The United States is aggressively working to help avert a famine in the Horn of Africa.
“Right now, a storm of crises has pushed millions across the Horn of Africa to the brink,” said U.S. Representative to the United Nations, Linda Thomas-Greenfield. “A long, protracted drought has exacerbated acute food insecurity. Recent flash floods have wiped out entire homes and livelihoods. And conflict in neighboring countries has also had a devastating impact on vulnerable populations, including internally displaced persons and refugees.”
Nearly 32 million people in Ethiopia, Kenya and Somalia are in dire need of lifesaving and life-sustaining assistance, according to the United Nations. In late May, the United Nations, along with the governments of the United States, Italy, Qatar, and the United Kingdom, convened a High-level Pledging Event to Support the Humanitarian Response in the Horn of Africa, with the aim of raising 7 billion dollars for aid to these three countries.
“In a world abundant with food, entire communities should never, never starve to death. Never,” said Ambassador Thomas-Greenfield. “I am proud to announce that the United States will provide nearly 524 million dollars in additional assistance to respond to dire humanitarian needs in the Horn of Africa.

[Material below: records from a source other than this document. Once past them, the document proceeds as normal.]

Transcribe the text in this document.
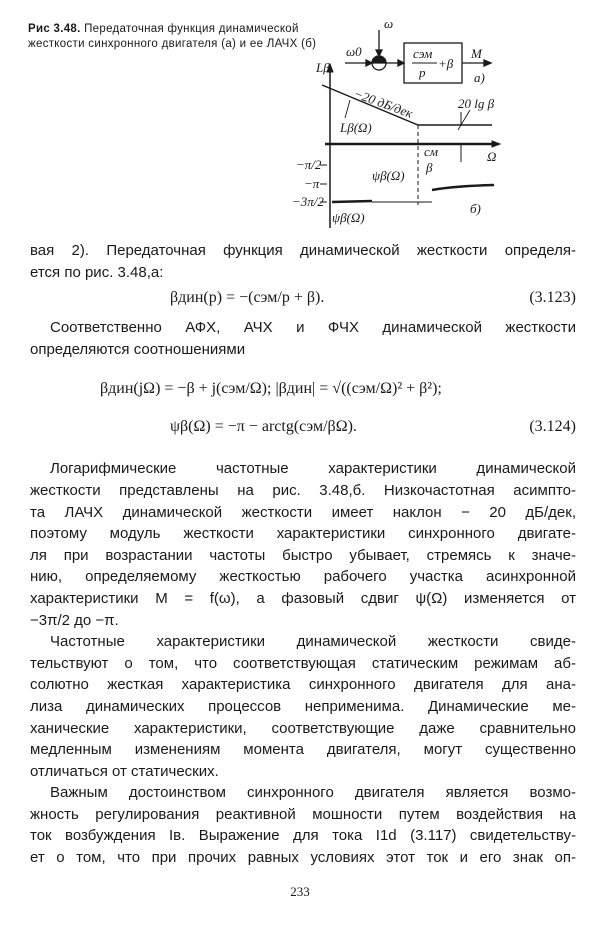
Рис 3.48. Передаточная функция динамической жесткости синхронного двигателя (а) и ее ЛАЧХ (б)
ω0
ω
cэм
p
+β
M
а)
Lβ
−20 дБ/дек
Lβ(Ω)
20 lg β
Ω
cм
β
−π/2
−π
−3π/2
ψβ(Ω)
ψβ(Ω)
б)
вая 2). Передаточная функция динамической жесткости определя-
ется по рис. 3.48,а:
βдин(p) = −(cэм/p + β).	(3.123)
Соответственно АФХ, АЧХ и ФЧХ динамической жесткости
определяются соотношениями
βдин(jΩ) = −β + j(cэм/Ω); |βдин| = √((cэм/Ω)² + β²);
ψβ(Ω) = −π − arctg(cэм/βΩ).	(3.124)
Логарифмические частотные характеристики динамической
жесткости представлены на рис. 3.48,б. Низкочастотная асимпто-
та ЛАЧХ динамической жесткости имеет наклон − 20 дБ/дек,
поэтому модуль жесткости характеристики синхронного двигате-
ля при возрастании частоты быстро убывает, стремясь к значе-
нию, определяемому жесткостью рабочего участка асинхронной
характеристики M = f(ω), а фазовый сдвиг ψ(Ω) изменяется от
−3π/2 до −π.
Частотные характеристики динамической жесткости свиде-
тельствуют о том, что соответствующая статическим режимам аб-
солютно жесткая характеристика синхронного двигателя для ана-
лиза динамических процессов неприменима. Динамические ме-
ханические характеристики, соответствующие даже сравнительно
медленным изменениям момента двигателя, могут существенно
отличаться от статических.
Важным достоинством синхронного двигателя является возмо-
жность регулирования реактивной мошности путем воздействия на
ток возбуждения Iв. Выражение для тока I1d (3.117) свидетельству-
ет о том, что при прочих равных условиях этот ток и его знак оп-
233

Today’s announcement brings the total U.S. humanitarian assistance for response efforts to more than 1.4 billion dollars in fiscal year 2023.”
That said, Ambassador Thomas-Greenfield stressed that acting to avert the famine looming over so many in the Horn of Africa is a collective responsibility. "This is a global problem that requires all of us … But I want to be clear: right now, the global community is simply not meeting the moment.”
“Humanitarian response efforts are grossly underfunded, often making the availability of assistance too unpredictable,” she said. “And without a comprehensive approach to humanitarian assistance, we are often left reacting to crises, especially those caused by climate change.”
“It is within our power to prevent imminent famine; to treat women and children for malnutrition; to provide access to food, water, sanitation, hygiene services, and health care to the most vulnerable; and to meet other essential needs,” said Ambassador Thomas-Greenfield. “In 2023, there is no reason we can’t get resources to people in acute need.”